Mas e as federais? O DNIT afirma que há contratos de conservação da 364 entre Rondonópolis e Alto Araguaia. Mas não é o que parece. Saindo de Rondonópolis pela BR-364, a precariedade da pista ganha nítidos contornos. Entre Mineiros e Jataí, em Goiás, o caminhoneiro Harry Arno Müller, de 53 anos, foi obrigado a parar num borracheiro por causa da quebra de um talão do pneu.
Entre os quilômetros 175 e 176, depois de Jataí, o buraco no sentido Aparecida de Rio Doce era tão grande que era preciso atravessar na pista contrária para desviar. “Com esses buracos, a gente deixa o frete no borracheiro. Sem falar do desnível entre a pista e o acostamento. Isso tomba o caminhão”, diz o motorista, que carregava 49 toneladas de soja.
“A 262 e a 364 pioraram muito”, afirma a motorista Odeir Anselmo Aldonado, de 51 anos. Com 20 anos de estrada, ela mora em São Simão (GO), a carga de soja trouxe de Montividiu (GO), 74 toneladas em rodotrem de nove eixos. “As estradas da região de Minas, Mato Grosso e Goiás estão péssimas, só em São Paulo melhora. Nesses 20 anos, pouca coisa melhorou”, afirma ela, que estava há 21 horas na fila para descarregar o produto na unidade da Caramuru, em São Simão.
Nessa cidade, quem segue pela BR-364 tem a possibilidade de escoar a produção pela hidrovia no Rio Paranaíba até Pederneiras, pelo Rio Tietê, em São Paulo. O movimento tem sido grande: 6 milhões de toneladas de soja, farelo de soja e milho foram transportadas na hidrovia em 2017. De Pederneiras, o produto segue em ferrovia, ou em rodovia a partir de Anhembi, até o Porto de Santos.

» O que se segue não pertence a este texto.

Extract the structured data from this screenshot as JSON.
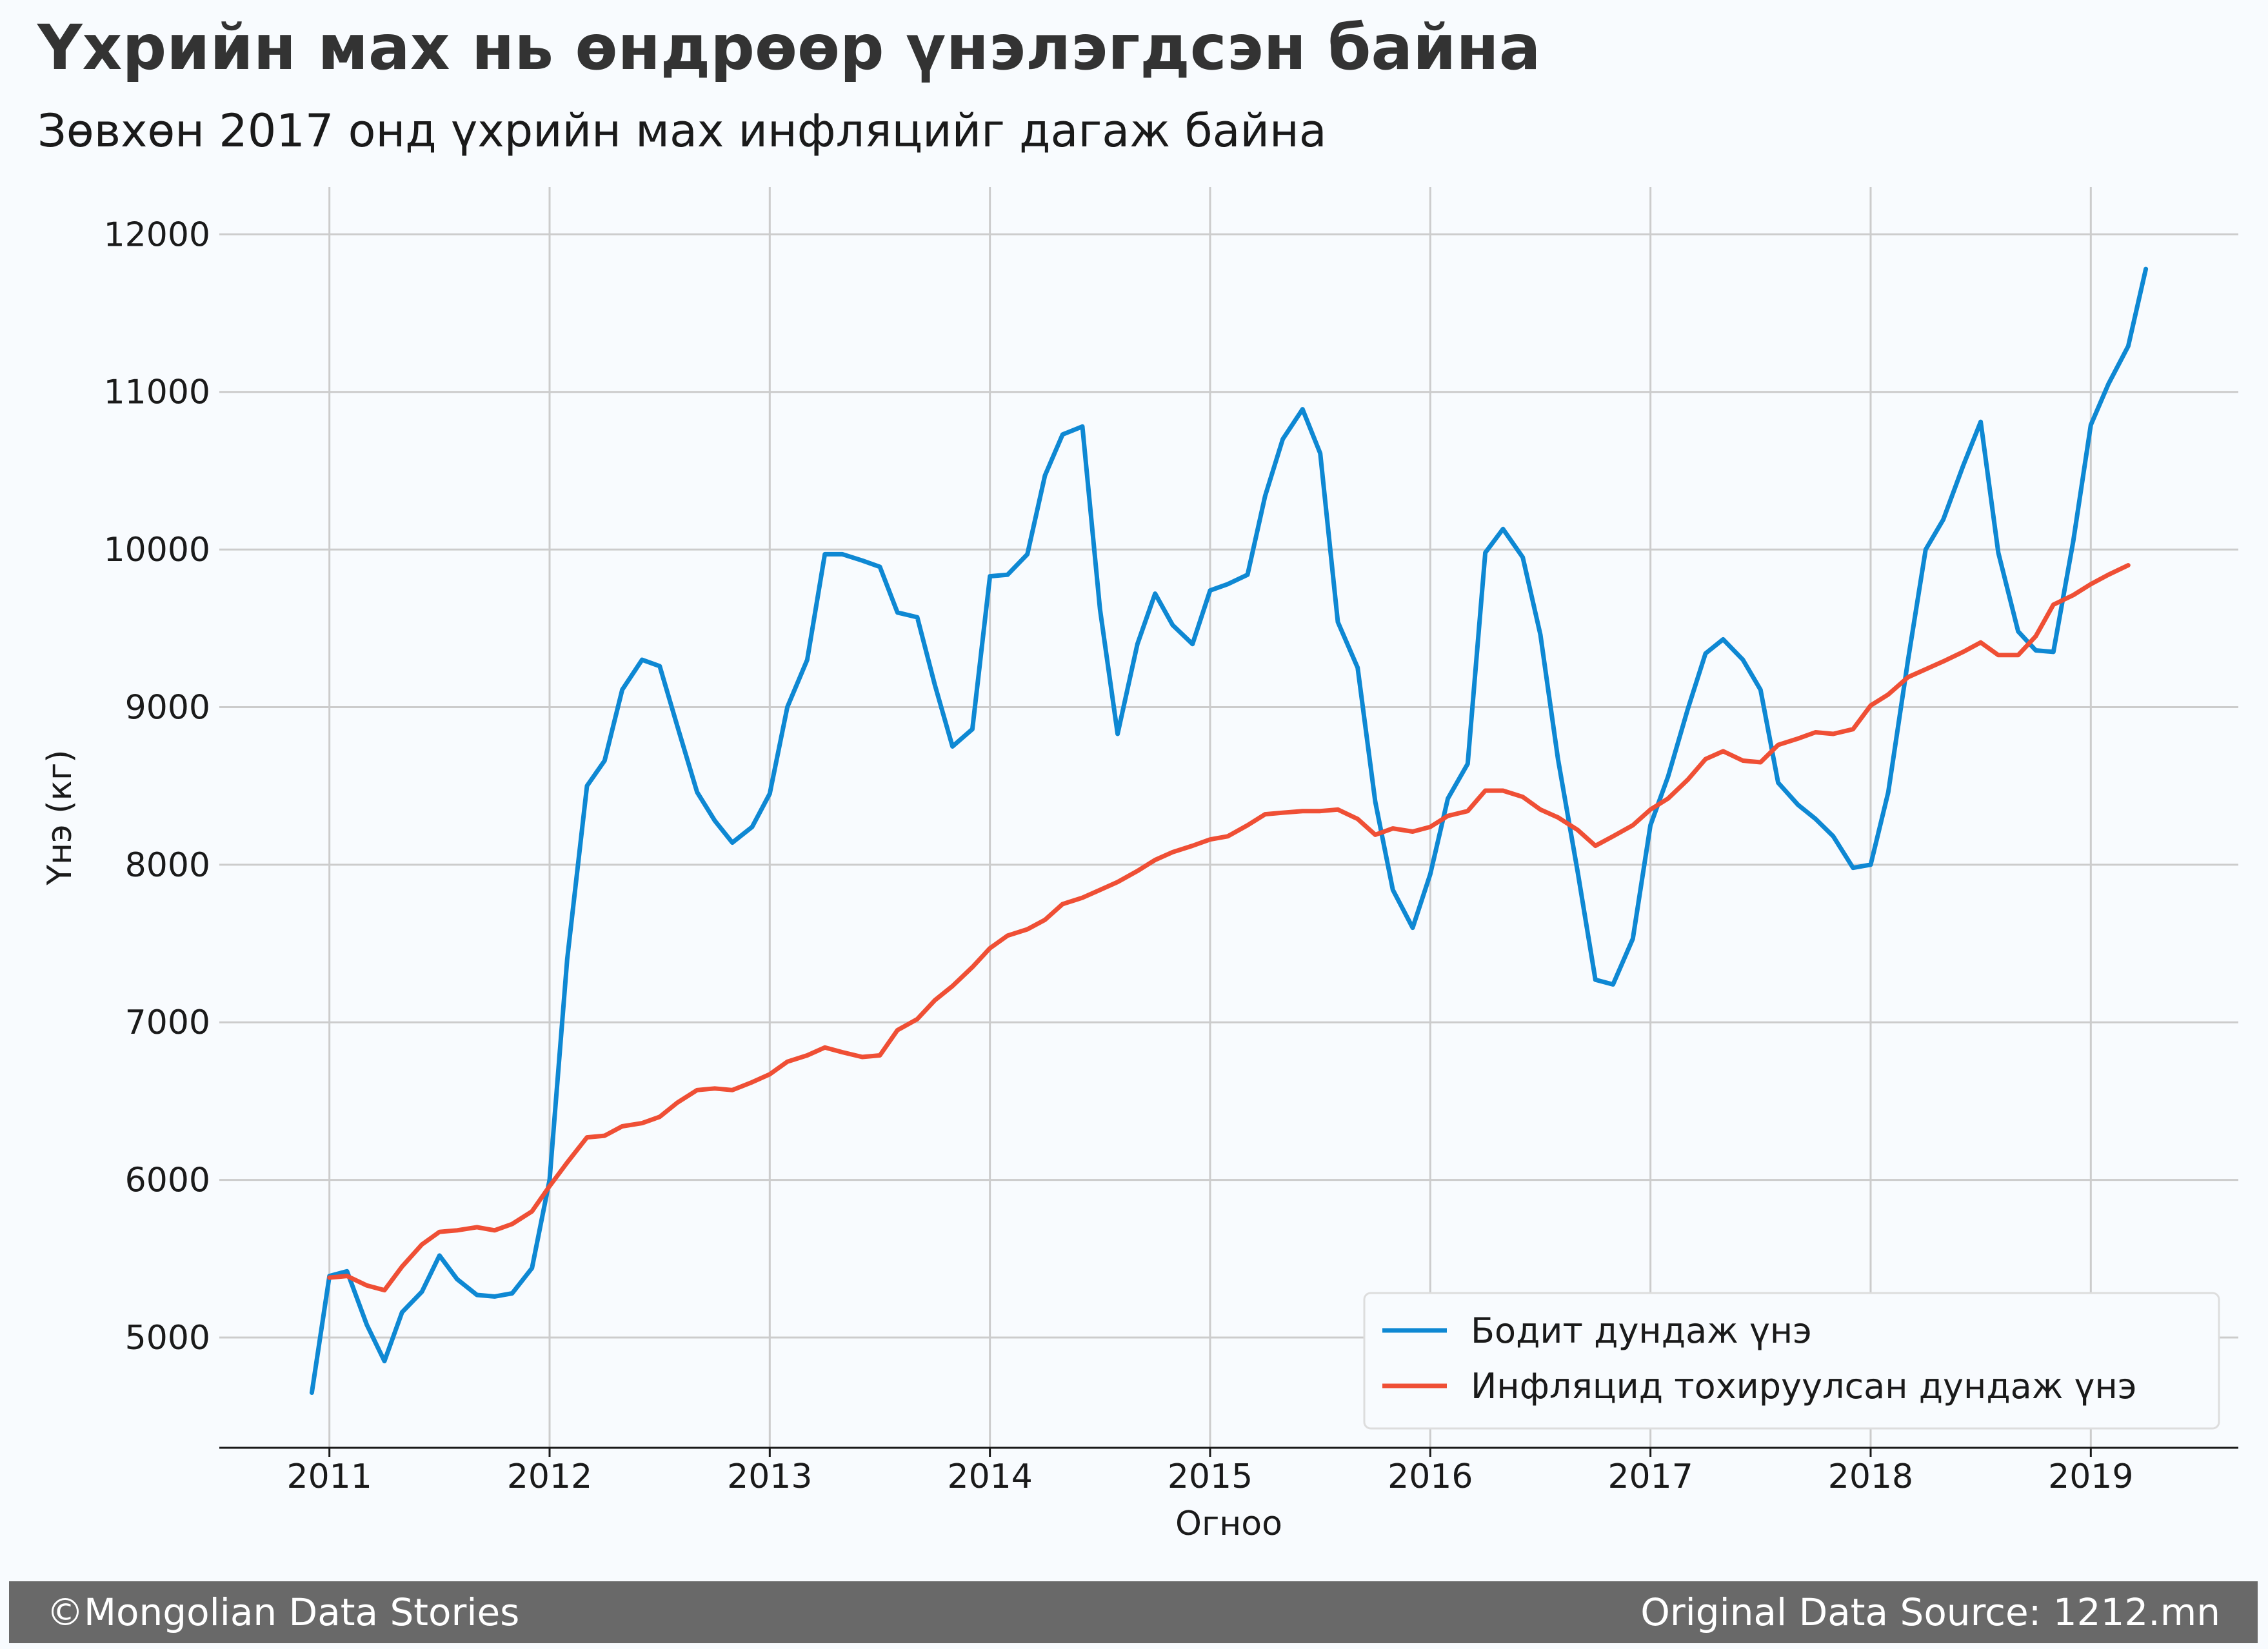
{
  "chart_data": {
    "type": "line",
    "title": "Үхрийн мах нь өндрөөр үнэлэгдсэн байна",
    "subtitle": "Зөвхөн 2017 онд үхрийн мах инфляцийг дагаж байна",
    "xlabel": "Огноо",
    "ylabel": "Үнэ (кг)",
    "xlim": [
      2010.5,
      2019.67
    ],
    "ylim": [
      4300,
      12300
    ],
    "xticks": [
      "2011",
      "2012",
      "2013",
      "2014",
      "2015",
      "2016",
      "2017",
      "2018",
      "2019"
    ],
    "yticks": [
      "5000",
      "6000",
      "7000",
      "8000",
      "9000",
      "10000",
      "11000",
      "12000"
    ],
    "grid": true,
    "legend_position": "lower right",
    "series": [
      {
        "name": "Бодит дундаж үнэ",
        "color": "#0e88d3",
        "x": [
          2010.92,
          2011.0,
          2011.08,
          2011.17,
          2011.25,
          2011.33,
          2011.42,
          2011.5,
          2011.58,
          2011.67,
          2011.75,
          2011.83,
          2011.92,
          2012.0,
          2012.08,
          2012.17,
          2012.25,
          2012.33,
          2012.42,
          2012.5,
          2012.58,
          2012.67,
          2012.75,
          2012.83,
          2012.92,
          2013.0,
          2013.08,
          2013.17,
          2013.25,
          2013.33,
          2013.42,
          2013.5,
          2013.58,
          2013.67,
          2013.75,
          2013.83,
          2013.92,
          2014.0,
          2014.08,
          2014.17,
          2014.25,
          2014.33,
          2014.42,
          2014.5,
          2014.58,
          2014.67,
          2014.75,
          2014.83,
          2014.92,
          2015.0,
          2015.08,
          2015.17,
          2015.25,
          2015.33,
          2015.42,
          2015.5,
          2015.58,
          2015.67,
          2015.75,
          2015.83,
          2015.92,
          2016.0,
          2016.08,
          2016.17,
          2016.25,
          2016.33,
          2016.42,
          2016.5,
          2016.58,
          2016.67,
          2016.75,
          2016.83,
          2016.92,
          2017.0,
          2017.08,
          2017.17,
          2017.25,
          2017.33,
          2017.42,
          2017.5,
          2017.58,
          2017.67,
          2017.75,
          2017.83,
          2017.92,
          2018.0,
          2018.08,
          2018.17,
          2018.25,
          2018.33,
          2018.42,
          2018.5,
          2018.58,
          2018.67,
          2018.75,
          2018.83,
          2018.92,
          2019.0,
          2019.08,
          2019.17,
          2019.25
        ],
        "y": [
          4650,
          5390,
          5420,
          5080,
          4850,
          5160,
          5290,
          5520,
          5370,
          5270,
          5260,
          5280,
          5440,
          6000,
          7400,
          8500,
          8660,
          9110,
          9300,
          9260,
          8880,
          8460,
          8280,
          8140,
          8240,
          8450,
          9000,
          9300,
          9970,
          9970,
          9930,
          9890,
          9600,
          9570,
          9140,
          8750,
          8860,
          9830,
          9840,
          9970,
          10470,
          10730,
          10780,
          9620,
          8830,
          9400,
          9720,
          9520,
          9400,
          9740,
          9780,
          9840,
          10340,
          10700,
          10890,
          10610,
          9540,
          9250,
          8400,
          7840,
          7600,
          7940,
          8420,
          8640,
          9980,
          10130,
          9950,
          9460,
          8670,
          7950,
          7270,
          7240,
          7530,
          8250,
          8560,
          8990,
          9340,
          9430,
          9300,
          9110,
          8520,
          8380,
          8290,
          8180,
          7980,
          8000,
          8460,
          9300,
          10000,
          10190,
          10530,
          10810,
          9980,
          9480,
          9360,
          9350,
          10050,
          10790,
          11050,
          11290,
          11780
        ]
      },
      {
        "name": "Инфляцид тохируулсан дундаж үнэ",
        "color": "#ef4f35",
        "x": [
          2011.0,
          2011.08,
          2011.17,
          2011.25,
          2011.33,
          2011.42,
          2011.5,
          2011.58,
          2011.67,
          2011.75,
          2011.83,
          2011.92,
          2012.0,
          2012.08,
          2012.17,
          2012.25,
          2012.33,
          2012.42,
          2012.5,
          2012.58,
          2012.67,
          2012.75,
          2012.83,
          2012.92,
          2013.0,
          2013.08,
          2013.17,
          2013.25,
          2013.33,
          2013.42,
          2013.5,
          2013.58,
          2013.67,
          2013.75,
          2013.83,
          2013.92,
          2014.0,
          2014.08,
          2014.17,
          2014.25,
          2014.33,
          2014.42,
          2014.5,
          2014.58,
          2014.67,
          2014.75,
          2014.83,
          2014.92,
          2015.0,
          2015.08,
          2015.17,
          2015.25,
          2015.33,
          2015.42,
          2015.5,
          2015.58,
          2015.67,
          2015.75,
          2015.83,
          2015.92,
          2016.0,
          2016.08,
          2016.17,
          2016.25,
          2016.33,
          2016.42,
          2016.5,
          2016.58,
          2016.67,
          2016.75,
          2016.83,
          2016.92,
          2017.0,
          2017.08,
          2017.17,
          2017.25,
          2017.33,
          2017.42,
          2017.5,
          2017.58,
          2017.67,
          2017.75,
          2017.83,
          2017.92,
          2018.0,
          2018.08,
          2018.17,
          2018.25,
          2018.33,
          2018.42,
          2018.5,
          2018.58,
          2018.67,
          2018.75,
          2018.83,
          2018.92,
          2019.0,
          2019.08,
          2019.17
        ],
        "y": [
          5380,
          5390,
          5330,
          5300,
          5450,
          5590,
          5670,
          5680,
          5700,
          5680,
          5720,
          5800,
          5960,
          6110,
          6270,
          6280,
          6340,
          6360,
          6400,
          6490,
          6570,
          6580,
          6570,
          6620,
          6670,
          6750,
          6790,
          6840,
          6810,
          6780,
          6790,
          6950,
          7020,
          7140,
          7230,
          7350,
          7470,
          7550,
          7590,
          7650,
          7750,
          7790,
          7840,
          7890,
          7960,
          8030,
          8080,
          8120,
          8160,
          8180,
          8250,
          8320,
          8330,
          8340,
          8340,
          8350,
          8290,
          8190,
          8230,
          8210,
          8240,
          8310,
          8340,
          8470,
          8470,
          8430,
          8350,
          8300,
          8220,
          8120,
          8180,
          8250,
          8350,
          8420,
          8540,
          8670,
          8720,
          8660,
          8650,
          8760,
          8800,
          8840,
          8830,
          8860,
          9010,
          9080,
          9190,
          9240,
          9290,
          9350,
          9410,
          9330,
          9330,
          9450,
          9650,
          9710,
          9780,
          9840,
          9900
        ]
      }
    ]
  },
  "footer": {
    "copyright": "©Mongolian Data Stories",
    "source": "Original Data Source: 1212.mn"
  }
}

“Cada comboio tira de circulação 200 caminhões. Por ano, são 200 mil carretas que deixam as estradas”, calcula Guilherme Mortoza, gerente industrial da Caramuru, uma das principais exportadoras da região, em São Simão. “Mas é preciso realizar obras para melhorar a hidrovia.” Depois de São Simão, a BR-364 é uma cilada.
Entre os 158 quilômetros até Campina Verde, em Minas Gerais, há um trecho de 12 quilômetros de estrada de terra. Literalmente, joga por terra a ótima qualidade do asfalto nesse trecho. O DNIT informa que “será publicado o edital de licitação para elaboração de projeto básico e projeto executivo para pavimentação do lote remanescente”, mas sem previsão de data.

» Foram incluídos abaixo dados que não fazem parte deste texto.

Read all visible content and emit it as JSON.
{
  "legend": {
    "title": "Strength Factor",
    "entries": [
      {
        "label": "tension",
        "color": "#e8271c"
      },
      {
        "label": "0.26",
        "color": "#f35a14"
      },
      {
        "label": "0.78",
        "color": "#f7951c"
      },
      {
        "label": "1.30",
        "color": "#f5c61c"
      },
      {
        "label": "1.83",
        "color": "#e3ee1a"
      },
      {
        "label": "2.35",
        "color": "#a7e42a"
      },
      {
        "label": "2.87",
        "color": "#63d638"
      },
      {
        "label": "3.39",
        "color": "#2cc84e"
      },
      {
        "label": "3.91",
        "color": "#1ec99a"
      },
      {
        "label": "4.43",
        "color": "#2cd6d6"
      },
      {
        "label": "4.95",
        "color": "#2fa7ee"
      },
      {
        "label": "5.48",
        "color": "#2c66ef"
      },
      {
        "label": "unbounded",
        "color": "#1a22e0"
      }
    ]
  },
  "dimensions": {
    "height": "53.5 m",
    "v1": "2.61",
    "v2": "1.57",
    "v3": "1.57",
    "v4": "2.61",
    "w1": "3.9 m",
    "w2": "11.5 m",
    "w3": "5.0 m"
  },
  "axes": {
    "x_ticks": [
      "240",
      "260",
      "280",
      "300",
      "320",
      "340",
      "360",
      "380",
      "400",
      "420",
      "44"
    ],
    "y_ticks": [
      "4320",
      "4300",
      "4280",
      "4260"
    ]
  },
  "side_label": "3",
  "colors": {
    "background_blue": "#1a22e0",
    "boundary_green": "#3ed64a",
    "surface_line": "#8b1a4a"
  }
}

Com a falta de asfalto e segurança, os motoristas que ainda descem a soja de Mato Grosso para Santos fazem caminhos alternativos por Mato Grosso do Sul até conseguirem acesso às rodovias paulistas Anhanguera, Whashington Luiz ou Raposo Tavares.

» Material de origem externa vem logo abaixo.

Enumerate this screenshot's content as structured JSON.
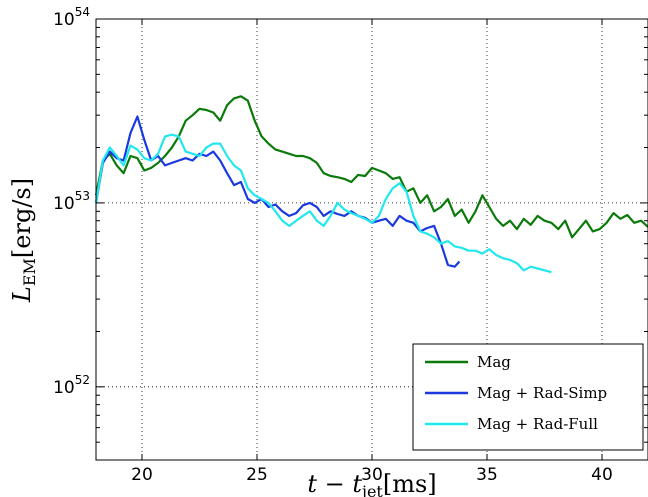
{
  "chart_data": {
    "type": "line",
    "title": "",
    "xlabel": "t − t_jet [ms]",
    "xlabel_parts": {
      "main": "t − t",
      "sub": "jet",
      "unit": "[ms]"
    },
    "ylabel": "L_EM [erg/s]",
    "ylabel_parts": {
      "main": "L",
      "sub": "EM",
      "unit": "[erg/s]"
    },
    "xlim": [
      18,
      42
    ],
    "ylim": [
      4e+51,
      1e+54
    ],
    "yscale": "log",
    "grid": true,
    "legend_position": "lower-right",
    "x_ticks": [
      {
        "value": 20,
        "label": "20"
      },
      {
        "value": 25,
        "label": "25"
      },
      {
        "value": 30,
        "label": "30"
      },
      {
        "value": 35,
        "label": "35"
      },
      {
        "value": 40,
        "label": "40"
      }
    ],
    "y_ticks": [
      {
        "value": 1e+52,
        "base": "10",
        "exp": "52"
      },
      {
        "value": 1e+53,
        "base": "10",
        "exp": "53"
      },
      {
        "value": 1e+54,
        "base": "10",
        "exp": "54"
      }
    ],
    "series": [
      {
        "name": "Mag",
        "color": "#0a7a0a",
        "x": [
          18.0,
          18.3,
          18.6,
          18.9,
          19.2,
          19.5,
          19.8,
          20.1,
          20.4,
          20.7,
          21.0,
          21.3,
          21.6,
          21.9,
          22.2,
          22.5,
          22.8,
          23.1,
          23.4,
          23.7,
          24.0,
          24.3,
          24.6,
          24.9,
          25.2,
          25.5,
          25.8,
          26.1,
          26.4,
          26.7,
          27.0,
          27.3,
          27.6,
          27.9,
          28.2,
          28.5,
          28.8,
          29.1,
          29.4,
          29.7,
          30.0,
          30.3,
          30.6,
          30.9,
          31.2,
          31.5,
          31.8,
          32.1,
          32.4,
          32.7,
          33.0,
          33.3,
          33.6,
          33.9,
          34.2,
          34.5,
          34.8,
          35.1,
          35.4,
          35.7,
          36.0,
          36.3,
          36.6,
          36.9,
          37.2,
          37.5,
          37.8,
          38.1,
          38.4,
          38.7,
          39.0,
          39.3,
          39.6,
          39.9,
          40.2,
          40.5,
          40.8,
          41.1,
          41.4,
          41.7,
          42.0
        ],
        "y": [
          1.1e+53,
          1.7e+53,
          1.85e+53,
          1.6e+53,
          1.45e+53,
          1.8e+53,
          1.75e+53,
          1.5e+53,
          1.55e+53,
          1.65e+53,
          1.8e+53,
          2e+53,
          2.3e+53,
          2.8e+53,
          3e+53,
          3.25e+53,
          3.2e+53,
          3.1e+53,
          2.8e+53,
          3.4e+53,
          3.7e+53,
          3.8e+53,
          3.6e+53,
          2.8e+53,
          2.3e+53,
          2.1e+53,
          1.95e+53,
          1.9e+53,
          1.85e+53,
          1.8e+53,
          1.8e+53,
          1.75e+53,
          1.65e+53,
          1.45e+53,
          1.4e+53,
          1.38e+53,
          1.35e+53,
          1.3e+53,
          1.42e+53,
          1.4e+53,
          1.55e+53,
          1.5e+53,
          1.45e+53,
          1.35e+53,
          1.38e+53,
          1.15e+53,
          1.2e+53,
          1e+53,
          1.1e+53,
          9e+52,
          9.5e+52,
          1.05e+53,
          8.5e+52,
          9.2e+52,
          7.8e+52,
          9e+52,
          1.1e+53,
          9.5e+52,
          8.2e+52,
          7.5e+52,
          8e+52,
          7.2e+52,
          8.2e+52,
          7.6e+52,
          8.5e+52,
          8e+52,
          7.8e+52,
          7.2e+52,
          8e+52,
          6.5e+52,
          7.2e+52,
          8e+52,
          7e+52,
          7.2e+52,
          7.8e+52,
          8.8e+52,
          8.2e+52,
          8.6e+52,
          7.8e+52,
          8e+52,
          7.4e+52
        ]
      },
      {
        "name": "Mag + Rad-Simp",
        "color": "#1a3adf",
        "x": [
          18.0,
          18.3,
          18.6,
          18.9,
          19.2,
          19.5,
          19.8,
          20.1,
          20.4,
          20.7,
          21.0,
          21.3,
          21.6,
          21.9,
          22.2,
          22.5,
          22.8,
          23.1,
          23.4,
          23.7,
          24.0,
          24.3,
          24.6,
          24.9,
          25.2,
          25.5,
          25.8,
          26.1,
          26.4,
          26.7,
          27.0,
          27.3,
          27.6,
          27.9,
          28.2,
          28.5,
          28.8,
          29.1,
          29.4,
          29.7,
          30.0,
          30.3,
          30.6,
          30.9,
          31.2,
          31.5,
          31.8,
          32.1,
          32.4,
          32.7,
          33.0,
          33.3,
          33.6,
          33.8
        ],
        "y": [
          1e+53,
          1.65e+53,
          1.9e+53,
          1.75e+53,
          1.7e+53,
          2.4e+53,
          2.95e+53,
          2.2e+53,
          1.7e+53,
          1.8e+53,
          1.6e+53,
          1.65e+53,
          1.7e+53,
          1.75e+53,
          1.7e+53,
          1.85e+53,
          1.8e+53,
          1.9e+53,
          1.7e+53,
          1.45e+53,
          1.25e+53,
          1.3e+53,
          1.05e+53,
          1e+53,
          1.05e+53,
          9.5e+52,
          9.8e+52,
          9e+52,
          8.5e+52,
          8.8e+52,
          9.7e+52,
          1e+53,
          9.5e+52,
          8.5e+52,
          9e+52,
          8.7e+52,
          8.5e+52,
          9e+52,
          8.5e+52,
          8.3e+52,
          7.8e+52,
          8e+52,
          8.2e+52,
          7.5e+52,
          8.5e+52,
          8e+52,
          7.8e+52,
          7e+52,
          7.3e+52,
          7.5e+52,
          6e+52,
          4.6e+52,
          4.5e+52,
          4.8e+52
        ]
      },
      {
        "name": "Mag + Rad-Full",
        "color": "#22e8ee",
        "x": [
          18.0,
          18.3,
          18.6,
          18.9,
          19.2,
          19.5,
          19.8,
          20.1,
          20.4,
          20.7,
          21.0,
          21.3,
          21.6,
          21.9,
          22.2,
          22.5,
          22.8,
          23.1,
          23.4,
          23.7,
          24.0,
          24.3,
          24.6,
          24.9,
          25.2,
          25.5,
          25.8,
          26.1,
          26.4,
          26.7,
          27.0,
          27.3,
          27.6,
          27.9,
          28.2,
          28.5,
          28.8,
          29.1,
          29.4,
          29.7,
          30.0,
          30.3,
          30.6,
          30.9,
          31.2,
          31.5,
          31.8,
          32.1,
          32.4,
          32.7,
          33.0,
          33.3,
          33.6,
          33.9,
          34.2,
          34.5,
          34.8,
          35.1,
          35.4,
          35.7,
          36.0,
          36.3,
          36.6,
          36.9,
          37.2,
          37.5,
          37.8
        ],
        "y": [
          1e+53,
          1.7e+53,
          2e+53,
          1.8e+53,
          1.6e+53,
          2.05e+53,
          1.95e+53,
          1.75e+53,
          1.7e+53,
          1.85e+53,
          2.3e+53,
          2.35e+53,
          2.3e+53,
          1.9e+53,
          1.85e+53,
          1.8e+53,
          2e+53,
          2.1e+53,
          2.1e+53,
          1.8e+53,
          1.6e+53,
          1.5e+53,
          1.2e+53,
          1.1e+53,
          1.05e+53,
          1e+53,
          9e+52,
          8e+52,
          7.5e+52,
          8e+52,
          8.5e+52,
          9e+52,
          8e+52,
          7.5e+52,
          8.5e+52,
          1e+53,
          9.2e+52,
          8.8e+52,
          8.5e+52,
          8.2e+52,
          7.8e+52,
          8.5e+52,
          1.05e+53,
          1.2e+53,
          1.28e+53,
          1.15e+53,
          8.5e+52,
          7e+52,
          6.8e+52,
          6.5e+52,
          6e+52,
          6.2e+52,
          5.8e+52,
          5.7e+52,
          5.5e+52,
          5.5e+52,
          5.3e+52,
          5.6e+52,
          5.2e+52,
          5e+52,
          4.9e+52,
          4.7e+52,
          4.3e+52,
          4.5e+52,
          4.4e+52,
          4.3e+52,
          4.2e+52
        ]
      }
    ]
  }
}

Grãos, como soja e milho, e açúcar também são escoados para o Porto de Santos por terminais rodoferroviários da VLI em Uberaba (MG), em funcionamento desde o ano passado, e em Guará (SP), construído em 2015. A companhia ainda inaugurou no ano passado a ampliação do Terminal Integrador Portuário Luiz Antonio Mesquita (Tiplam), em Santos, integrando a exportação da ferrovia ao transporte marítimo. Com isso, espera tirar por dia 1.500 caminhões das estradas entre o sul de Minas, São Paulo e o porto santista. Entre Uberaba e o Porto de Santos, a empresa investiu R$ 4,5 bilhões.
Com quatro berços para atracação de navios, no ano passado o Tiplam exportou 4,7 milhões de toneladas de açúcar, soja, farelo e milho e recebeu 2,5 milhões de fertilizantes, enxofre e amônia.
“A intermodalidade vai propiciar a Mato Grosso ser mais competitivo com a soja argentina e americana, com menor custo e mais eficiência”, afirma Igor Figueiredo, gerente geral de agronegócio da VLI. O custo, no entanto, é segredo ao qual apenas grandes tradings têm acesso. Há quem diga, como Galvan, da Aprosoja/MT, que o frete para descer de caminhão ou de trem é praticamente o mesmo. O fato é que a rodovia não comportaria o volume de tráfego de caminhões necessário para escoar esse volume todo de produção.